Astaga, ini macet total namanya!
Aku melirik pergelangan tangan kiriku lagi, sudah satu jam ada di dalam bis ini, seharusnya aku sudah duduk manis di meja kerjaku. Tapi sekarang aku masih terjebak di tengah kemacetan kota sejuta pesona ini.
Pesona apanya? sejuta mobil Iya!

Aku merogoh tas tanganku dan mencari-cari ponselku di dalamnya. Ponsel itu terus bergetar sejak tadi. Pasti bosku sudah tidak sabar menunggu kedatanganku. Begitu aku menggenggamnya, benar saja.. nomor telpon kantor tertera disana
"Halo Pak.. Iya Pak, Saya masih di... Oh begitu, syukurlah.. Baik terima kasih Pak"
Aku menghela nafas lega, ternyata bosku memberitahu bahwa si client juga terjebak macet dan meeting dengan client diundur setelah makan siang. Syukurlah ...

"Perhatian kepada seluruh penumpang..."
Aku menaikkan kepalaku mencoba mencari suara dari mas-mas-penjaga-pintu-busway 
Lengkap sudah cerita pagi ini, ternyata bis yang kutumpangi mogok dan seluruh penumpang diminta pindah ke bis lain yang akan datang selanjutnya. Ini berarti kami harus melompat ke bis lain yang akan mengangkut kami. APA?! Melompat???
Aku melirik kakiku yang terbalut heels warna salem itu. Ah, bagaimana aku bisa melompat ke bis seberang dengan sepatu yang tingginya 9 cm ini?
Aku benar-benar menyesal mengapa aku tak memakai flatshoes saja pagi ini? Huh.

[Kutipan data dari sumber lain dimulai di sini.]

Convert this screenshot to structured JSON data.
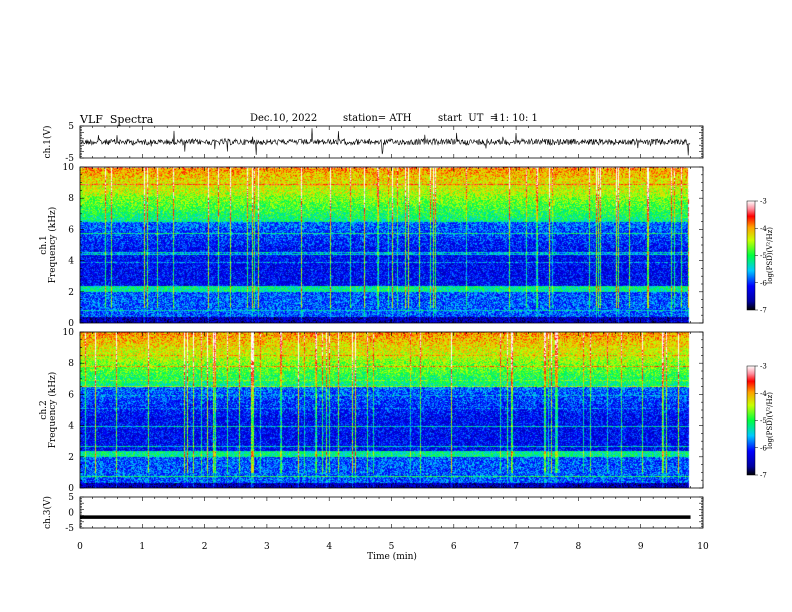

Bis yang akan mengangkut kami datang. Kami berdiri menanti giliran untuk melompat ke bis seberang itu. Beberapa orang berhasil melompat, dan Ah.. sekarang tiba giliranku. Di bis seberang sana memang sudah menanti petugas transjakarta yang akan bersiap menolong penumpang untuk melompat pindah, dan berjaga-jaga untuk menahan tubuh penumpang jika penumpang itu sampai.... buk!
ah siaaal... jarak bis nya memang terlalu jauh, sehingga aku pun harus benar-benar melompat. ya, melompat!
Aku memejamkan mata, menahan malu untuk menyadari aku jatuh terduduk di tengah orang banyak.
Tapi.. ah, sepertinya aku tidak dalam posisi duduk, aku masih berdiri, bersandar pada.... eh? laki-laki yang memberiku tempat duduk tadi?